BÜYÜK İSKENDER’İN MANEVİ ANNESİ BODRUM KRALİÇESİ’YDİ
Antik Yunan Makedonya Krallığını global bir güç haline getiren İskender’in “büyük” lakabını kazanma yolunda Bodrum da önemli bir rol oynamıştı. Otuzüç yıllık ömründe devasa bir impratorluğu sığdıran İskender, ülkesini Doğu Akdeniz’e doğru genişletirken Bodrum’a da gelmişti. İskender burada, Bodrum ve çevresini Persler adına yöneten Kraliçe Ada’yla tanışmış, Ada İskender’i çok sevmiş ve onu manevî oğlu ilan etmişti. İkili arasındaki bu muhabbet, Perslerin bir valilik kaybetmesine, İskender’in ise zahmetsizce Anadolu’dan Doğu Akdeniz’e, Ortadoğu’ya uzanıp Pers, Antik Mısır ve Babil gibi efsanevî medeniyetlerin temsilcilerini dize getirmesini sağlamıştı. Bugün Bodrum Su Altı Arkeoloji Müzesi’nde Kraliçe Ada’nın iskeleti ile ona ait eşyaların bulunduğu, uluslararası arkeoloji çevrelerince de kabul ediliyor.
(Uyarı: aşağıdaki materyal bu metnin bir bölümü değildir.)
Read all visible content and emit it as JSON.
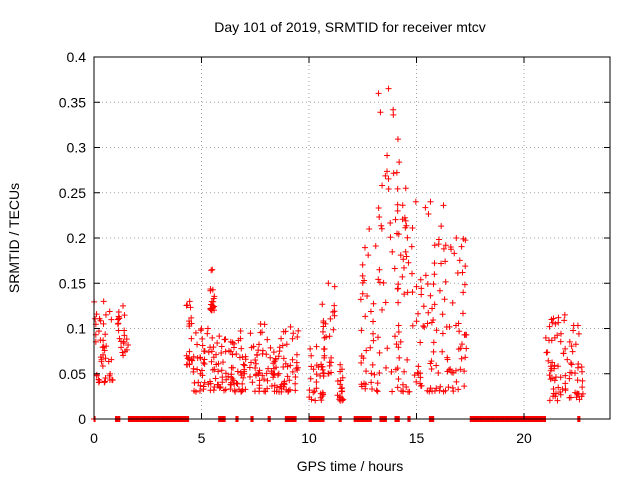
{
  "chart_data": {
    "type": "scatter",
    "title": "Day 101 of 2019, SRMTID for receiver mtcv",
    "xlabel": "GPS time / hours",
    "ylabel": "SRMTID / TECUs",
    "xlim": [
      0,
      24
    ],
    "ylim": [
      0,
      0.4
    ],
    "x_ticks": [
      0,
      5,
      10,
      15,
      20
    ],
    "x_tick_labels": [
      "0",
      "5",
      "10",
      "15",
      "20"
    ],
    "y_ticks": [
      0,
      0.05,
      0.1,
      0.15,
      0.2,
      0.25,
      0.3,
      0.35,
      0.4
    ],
    "y_tick_labels": [
      "0",
      "0.05",
      "0.1",
      "0.15",
      "0.2",
      "0.25",
      "0.3",
      "0.35",
      "0.4"
    ],
    "grid": true,
    "marker": "+",
    "marker_color": "#ff0000",
    "series": [
      {
        "name": "SRMTID",
        "clusters": [
          {
            "x": [
              0.0,
              0.9
            ],
            "y": [
              0.04,
              0.13
            ]
          },
          {
            "x": [
              1.1,
              1.6
            ],
            "y": [
              0.07,
              0.125
            ]
          },
          {
            "x": [
              4.3,
              4.6
            ],
            "y": [
              0.06,
              0.13
            ]
          },
          {
            "x": [
              4.6,
              6.0
            ],
            "y": [
              0.03,
              0.1
            ]
          },
          {
            "x": [
              5.4,
              5.6
            ],
            "y": [
              0.12,
              0.165
            ]
          },
          {
            "x": [
              6.0,
              9.5
            ],
            "y": [
              0.03,
              0.105
            ]
          },
          {
            "x": [
              10.0,
              10.7
            ],
            "y": [
              0.02,
              0.08
            ]
          },
          {
            "x": [
              10.6,
              11.2
            ],
            "y": [
              0.05,
              0.15
            ]
          },
          {
            "x": [
              11.3,
              11.6
            ],
            "y": [
              0.02,
              0.06
            ]
          },
          {
            "x": [
              12.4,
              13.2
            ],
            "y": [
              0.03,
              0.21
            ]
          },
          {
            "x": [
              13.2,
              14.2
            ],
            "y": [
              0.03,
              0.365
            ]
          },
          {
            "x": [
              14.0,
              15.0
            ],
            "y": [
              0.03,
              0.255
            ]
          },
          {
            "x": [
              15.0,
              16.3
            ],
            "y": [
              0.03,
              0.24
            ]
          },
          {
            "x": [
              16.3,
              17.4
            ],
            "y": [
              0.03,
              0.2
            ]
          },
          {
            "x": [
              21.0,
              22.8
            ],
            "y": [
              0.02,
              0.115
            ]
          }
        ],
        "zero_value_spans": [
          [
            0.0,
            0.05
          ],
          [
            1.0,
            1.2
          ],
          [
            1.6,
            4.4
          ],
          [
            5.8,
            6.1
          ],
          [
            6.6,
            6.7
          ],
          [
            7.3,
            7.4
          ],
          [
            8.1,
            8.2
          ],
          [
            8.9,
            9.4
          ],
          [
            10.0,
            10.7
          ],
          [
            11.4,
            11.5
          ],
          [
            12.1,
            12.9
          ],
          [
            13.3,
            13.6
          ],
          [
            14.0,
            14.2
          ],
          [
            14.6,
            14.7
          ],
          [
            15.6,
            15.8
          ],
          [
            17.5,
            21.0
          ],
          [
            22.5,
            22.6
          ]
        ]
      }
    ]
  }
}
ÇELEBİ MEHMET, RODOS ŞÖVALYELERİNE BODRUM İZNİ VERMİŞTİ
Kent, bir dönem de Hırıstiyanlığın piskoposluk merkezi olarak anılmıştı. Onbirinci yüzyıl sonlarında ise Halikarnassos Türk hâkimiyetine geçmiş, 13. yüzyıl ortalarında da Menteşe Beyliğine bağlanmıştı. Rodos Şövalyeleri, 1415 yılında Osmanlı hükümdarı Çelebi Mehmet’in izniyle Rodos ve Halikarnassos’a yerleşmişlerdi. Ancak “merhametten maraz doğar” deyişini doğrulamak istercesine, şövalyeler bir süre sonra buralarda muhtariyet ilan etmişti. Bunun üzerine Kanuni Sultan Süleyman, 1552’de Rodos’a sefer düzenlemiş, Rodos Şövalyeleri’ni etkisiz hale getirip, kaleyi, şehri ve Bodrum’u tekrar Osmanlı hâkimiyetine almıştı. Bodrum, bu tarihten itibaren sakin iki asır geçirdikten sonra, 1770’te Rus donanmasının hücumuna uğramıştı. Bodrum, Yunan isyanında (1824) ise Osmanlı üssü olmuştu. Sultan II. Abdülhamit döneminde Bodrum kalesi siyasi mahkumların hapishanesi olarak kullanılmıştı.
“DÜNYANIN 7 HARİKASI”NDAN BİRİ BODRUM’DAYDI AMA…
Pers, Antik Yunan ve Roma döneminden pek çok eseri barındıran Bodrum’un bu özelliğini farkeden arkeolog görünümlü fırsatçılar, kolayca tahmin edilebileceği gibi “Halkarnassos”u talan eeceklerdi. Özellikle İngiliz araştırmacılar, 1856’dan 1865’e kadar olan dönemde bölgede yoğun arkelolojik kazılar yapmışlardı. Bu kazılar içerisinde, 1857 yılında Charles Thomas Newton tarafından gerçekleştirileni ise dünya çapında yankı uyandırmıştı. Çünkü bu kazıyla “dünyanın 7 harikası”ndan biri olarak kabul edilen “Halikarnassos Mozolesi”nin bazı frizleri (sütunları) bulunmuş ve Londra’daki British Museum’a kaçırılmıştı.
“PETRİUM”DEMEK ZOR GELİNCE “BODRUM” DEMİŞİZ
Antik çağlardan itibaren Halikarnassos olarak bilinen, anılan bu yerleşim birimine, sadece bizler “Bodrum” diyoruz. Müslüman Türkler, Rodos Şövalyeleri’nden birinin adından hareketle bu ismi dolaşıma sokmuştu. Rodos şövalye grupları arasında yer alan ve Bodrum’daki kaleyi de inşa ettiren St. Petrium şövalyeleri, Osmanlı Türkleri’nce telafuzu zor gelen “Petrium” olarak değil “Bodrum” biçiminde anılır olmuştu. Bu telaffuz zamanla Halkarnasos’un adı olmuş, Cumhuriyet döneminde ise Bodrum ismi resmiyet kazanmıştı.